The story starts at the very beginning when the goddess Diana is the first created being. Containing all within herself she splits herself in two, producing from her own darkness the light, simultaneously her son and her brother, who’s name (don’t get carried away now) is Lucifer. Here I have to interject to point out that, although the name means “morning star” and “shining” and “lord of light” depending on your translation, this Lucifer is not the same one that you find in that famous book from the middle east. This radiant fella is from Italy. Treating the one as the other would be like assuming that a chap called Peter from Weatherfield is the same as another bloke called Peter who lives in London when one of them is in Coronation Street and the other in Eastenders. The two mythologies are unconnected.

Diana having a rest after creating the earth, trees, water, bows, arrows and cloth, but not apparently clothing.
Diana, seeing the beauty of the light wishes to reunite with her other half and chases him but Lucifer is having nothing to do with her. Diana then makes the world and all that goes in it and both she and Lucifer take mortal forms and step down on to the earth. Diana busies herself teaching magic and sorcery to her creations, also bringing fairies, goblins and other supernatural creatures in to being. Lucifer has a pet cat that sleeps on his bed which, unbeknownst to him, is actually a fairy. Diana persuades the fairy to swap likenesses with her and settles on Lucifer’s bed as his cat. In the night she re-takes her own form and seduces the bringer of light. He is not entirely happy with this when he wakes in the morning but she sings to him using her craft and, quite literally, enchants him.

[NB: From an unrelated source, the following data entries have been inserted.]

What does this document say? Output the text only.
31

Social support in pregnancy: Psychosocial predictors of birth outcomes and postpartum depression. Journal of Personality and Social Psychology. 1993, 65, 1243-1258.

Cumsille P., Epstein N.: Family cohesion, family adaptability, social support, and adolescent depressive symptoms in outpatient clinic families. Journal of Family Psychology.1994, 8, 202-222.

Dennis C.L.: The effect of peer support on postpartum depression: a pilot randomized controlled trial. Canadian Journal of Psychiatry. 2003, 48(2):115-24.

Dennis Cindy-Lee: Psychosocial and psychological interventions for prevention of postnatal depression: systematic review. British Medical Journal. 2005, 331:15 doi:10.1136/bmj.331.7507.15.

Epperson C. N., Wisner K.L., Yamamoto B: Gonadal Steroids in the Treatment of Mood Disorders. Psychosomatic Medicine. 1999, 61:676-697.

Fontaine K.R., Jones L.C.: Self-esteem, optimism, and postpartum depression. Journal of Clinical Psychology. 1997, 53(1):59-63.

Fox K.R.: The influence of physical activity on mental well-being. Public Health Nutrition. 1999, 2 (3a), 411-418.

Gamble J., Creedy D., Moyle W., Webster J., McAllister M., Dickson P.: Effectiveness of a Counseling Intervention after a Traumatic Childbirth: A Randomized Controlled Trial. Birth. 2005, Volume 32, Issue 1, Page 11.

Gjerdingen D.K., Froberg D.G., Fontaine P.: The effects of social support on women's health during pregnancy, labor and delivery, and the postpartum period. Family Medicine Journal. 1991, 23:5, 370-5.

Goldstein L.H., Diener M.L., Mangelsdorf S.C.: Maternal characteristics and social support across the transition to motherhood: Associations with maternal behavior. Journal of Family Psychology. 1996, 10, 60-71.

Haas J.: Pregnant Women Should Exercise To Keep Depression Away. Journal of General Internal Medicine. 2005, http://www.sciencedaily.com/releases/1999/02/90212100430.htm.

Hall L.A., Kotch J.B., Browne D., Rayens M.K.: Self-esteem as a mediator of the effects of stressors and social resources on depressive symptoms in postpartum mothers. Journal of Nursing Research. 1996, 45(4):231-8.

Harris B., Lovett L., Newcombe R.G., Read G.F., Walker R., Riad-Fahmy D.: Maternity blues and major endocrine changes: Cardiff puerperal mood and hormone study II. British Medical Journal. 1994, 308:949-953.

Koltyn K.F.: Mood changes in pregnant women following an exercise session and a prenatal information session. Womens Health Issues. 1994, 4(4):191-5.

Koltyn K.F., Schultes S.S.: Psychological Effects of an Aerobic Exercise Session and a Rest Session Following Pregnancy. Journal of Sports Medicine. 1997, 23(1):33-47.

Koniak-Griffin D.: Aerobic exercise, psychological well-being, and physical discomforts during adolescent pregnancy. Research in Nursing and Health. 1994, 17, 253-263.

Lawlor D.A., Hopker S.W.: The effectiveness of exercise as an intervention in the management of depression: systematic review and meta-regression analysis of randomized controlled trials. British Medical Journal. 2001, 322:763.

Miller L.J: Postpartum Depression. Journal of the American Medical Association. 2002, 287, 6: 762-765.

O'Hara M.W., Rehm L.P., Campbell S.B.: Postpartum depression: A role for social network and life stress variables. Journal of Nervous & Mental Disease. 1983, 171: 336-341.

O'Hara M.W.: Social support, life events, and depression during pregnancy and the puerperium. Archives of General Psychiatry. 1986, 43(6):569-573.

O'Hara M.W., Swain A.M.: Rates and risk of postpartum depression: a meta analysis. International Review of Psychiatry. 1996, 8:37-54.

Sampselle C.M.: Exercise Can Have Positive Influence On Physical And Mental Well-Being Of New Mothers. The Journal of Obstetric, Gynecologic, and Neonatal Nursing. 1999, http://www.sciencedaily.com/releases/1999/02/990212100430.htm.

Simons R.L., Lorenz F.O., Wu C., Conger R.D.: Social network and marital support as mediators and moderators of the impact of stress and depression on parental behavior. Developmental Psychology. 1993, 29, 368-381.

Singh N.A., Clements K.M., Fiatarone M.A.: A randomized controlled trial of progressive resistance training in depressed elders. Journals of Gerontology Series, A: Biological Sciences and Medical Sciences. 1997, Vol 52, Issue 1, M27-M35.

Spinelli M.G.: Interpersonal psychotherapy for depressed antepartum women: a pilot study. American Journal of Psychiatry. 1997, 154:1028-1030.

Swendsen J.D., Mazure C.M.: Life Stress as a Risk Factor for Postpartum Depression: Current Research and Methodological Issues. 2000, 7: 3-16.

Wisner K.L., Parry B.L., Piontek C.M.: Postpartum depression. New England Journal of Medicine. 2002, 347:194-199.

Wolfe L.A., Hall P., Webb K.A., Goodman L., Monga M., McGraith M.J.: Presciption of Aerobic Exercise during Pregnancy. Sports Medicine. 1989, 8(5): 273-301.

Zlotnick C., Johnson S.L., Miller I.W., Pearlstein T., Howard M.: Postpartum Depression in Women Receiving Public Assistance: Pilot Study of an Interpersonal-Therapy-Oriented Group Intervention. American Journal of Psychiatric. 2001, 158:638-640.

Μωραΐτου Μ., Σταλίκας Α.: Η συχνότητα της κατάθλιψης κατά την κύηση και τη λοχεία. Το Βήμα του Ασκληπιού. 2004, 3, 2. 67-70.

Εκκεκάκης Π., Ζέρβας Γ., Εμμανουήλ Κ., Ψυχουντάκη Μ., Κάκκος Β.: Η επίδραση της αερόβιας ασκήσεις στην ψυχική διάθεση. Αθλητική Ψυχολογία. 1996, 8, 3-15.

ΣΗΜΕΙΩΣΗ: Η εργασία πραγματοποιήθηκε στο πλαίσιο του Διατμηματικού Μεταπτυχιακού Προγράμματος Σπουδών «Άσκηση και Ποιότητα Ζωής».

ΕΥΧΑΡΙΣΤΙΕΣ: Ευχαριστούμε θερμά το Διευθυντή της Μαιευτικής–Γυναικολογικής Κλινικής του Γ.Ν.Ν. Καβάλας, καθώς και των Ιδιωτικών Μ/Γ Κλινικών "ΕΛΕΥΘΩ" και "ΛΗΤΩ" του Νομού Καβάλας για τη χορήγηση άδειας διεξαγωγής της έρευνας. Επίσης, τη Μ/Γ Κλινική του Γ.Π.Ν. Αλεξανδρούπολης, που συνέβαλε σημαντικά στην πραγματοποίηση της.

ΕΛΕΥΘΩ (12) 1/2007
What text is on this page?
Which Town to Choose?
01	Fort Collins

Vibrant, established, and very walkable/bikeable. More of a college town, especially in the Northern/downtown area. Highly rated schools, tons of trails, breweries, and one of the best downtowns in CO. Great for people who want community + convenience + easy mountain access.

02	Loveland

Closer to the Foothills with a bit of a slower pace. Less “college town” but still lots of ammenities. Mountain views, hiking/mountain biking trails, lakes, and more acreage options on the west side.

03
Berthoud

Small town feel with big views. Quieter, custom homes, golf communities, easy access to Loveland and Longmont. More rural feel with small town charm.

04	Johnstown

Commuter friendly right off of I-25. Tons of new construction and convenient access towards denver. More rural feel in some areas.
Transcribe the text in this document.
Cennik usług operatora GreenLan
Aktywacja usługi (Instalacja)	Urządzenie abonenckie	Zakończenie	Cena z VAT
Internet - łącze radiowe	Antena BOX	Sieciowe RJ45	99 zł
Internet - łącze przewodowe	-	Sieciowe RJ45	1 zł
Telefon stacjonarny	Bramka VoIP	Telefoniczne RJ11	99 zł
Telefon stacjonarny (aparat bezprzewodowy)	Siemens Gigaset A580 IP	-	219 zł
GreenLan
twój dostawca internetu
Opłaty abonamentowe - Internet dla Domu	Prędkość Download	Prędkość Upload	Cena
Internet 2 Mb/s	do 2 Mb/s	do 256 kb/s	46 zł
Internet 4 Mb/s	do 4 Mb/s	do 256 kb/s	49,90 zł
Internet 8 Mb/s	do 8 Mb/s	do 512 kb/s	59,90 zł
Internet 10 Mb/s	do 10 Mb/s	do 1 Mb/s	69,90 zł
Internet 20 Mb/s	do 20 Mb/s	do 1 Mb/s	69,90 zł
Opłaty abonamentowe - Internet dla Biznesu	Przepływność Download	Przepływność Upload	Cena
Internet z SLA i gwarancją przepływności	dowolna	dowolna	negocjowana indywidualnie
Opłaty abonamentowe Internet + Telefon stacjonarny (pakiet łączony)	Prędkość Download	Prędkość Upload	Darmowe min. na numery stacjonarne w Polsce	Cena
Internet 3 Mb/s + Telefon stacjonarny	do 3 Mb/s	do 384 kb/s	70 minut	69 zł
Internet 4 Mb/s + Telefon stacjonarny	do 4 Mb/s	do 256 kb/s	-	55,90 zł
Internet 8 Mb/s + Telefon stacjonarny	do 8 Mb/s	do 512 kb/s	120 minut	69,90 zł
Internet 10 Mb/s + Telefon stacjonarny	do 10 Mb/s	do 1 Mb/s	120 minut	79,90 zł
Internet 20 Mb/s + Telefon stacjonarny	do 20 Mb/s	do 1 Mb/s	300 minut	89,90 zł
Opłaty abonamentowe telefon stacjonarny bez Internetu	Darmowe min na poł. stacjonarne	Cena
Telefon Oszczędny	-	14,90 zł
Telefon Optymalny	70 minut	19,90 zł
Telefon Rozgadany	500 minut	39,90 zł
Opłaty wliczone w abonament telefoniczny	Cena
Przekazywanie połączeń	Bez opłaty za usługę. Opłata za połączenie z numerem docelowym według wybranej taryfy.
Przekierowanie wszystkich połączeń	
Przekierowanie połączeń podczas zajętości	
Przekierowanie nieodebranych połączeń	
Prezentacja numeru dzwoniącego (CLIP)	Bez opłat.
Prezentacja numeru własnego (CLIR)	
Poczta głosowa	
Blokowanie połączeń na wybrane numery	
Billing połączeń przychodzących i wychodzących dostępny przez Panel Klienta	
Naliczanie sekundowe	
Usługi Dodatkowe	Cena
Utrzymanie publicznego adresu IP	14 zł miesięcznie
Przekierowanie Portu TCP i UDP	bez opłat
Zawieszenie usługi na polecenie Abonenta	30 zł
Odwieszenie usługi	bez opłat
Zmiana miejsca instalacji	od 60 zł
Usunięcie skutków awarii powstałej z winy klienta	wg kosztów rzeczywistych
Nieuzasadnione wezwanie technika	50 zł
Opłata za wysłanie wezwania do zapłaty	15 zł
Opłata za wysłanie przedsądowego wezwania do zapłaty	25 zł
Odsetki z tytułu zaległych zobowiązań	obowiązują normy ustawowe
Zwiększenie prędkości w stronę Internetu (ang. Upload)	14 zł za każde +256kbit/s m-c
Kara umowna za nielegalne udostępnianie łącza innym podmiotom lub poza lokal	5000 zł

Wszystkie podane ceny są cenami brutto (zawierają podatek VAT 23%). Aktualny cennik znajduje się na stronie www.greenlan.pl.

For some unknown reason Diana is in disguise as a mortal and none of the witches know she is their creator. She decides to impress them by putting some earth and some mice in an ox bladder (as you do) and inflating it until it bursts at which point the earth inside becomes the heavens, the mice become stars and it rains for a few days. The witches are sufficiently impressed that they take her as their queen.
Later, after Diana passed on from the mortal world, the rich people on earth cruelly enslaved and mistreated the poor, so Diana sent the daughter of her union with Lucifer, Aradia, to teach the poor people spells, magic and poison potions to use against the rich. Aradia also taught them about Diana queen of the witches, the cat who ruled the star-mice, the heaven and the rain.
Now the story of this story is that it was told by the “stregheria” or Italian witches of Roman times and was passed down an unbroken line in secret. It was first published by an American folklorist called Charles Leland in 1899 who claims it came to him from his Italian assistant Maddelena whilst they were collecting folktales in Italy. She originally wrote it down and gave it to Leland before mysteriously vanishing… It is however entirely possible that one or other of them simply made it up so it may well be a piece of literature and not mythology at all.
I expect we will never really know where witches came from, even if they do tell us themselves!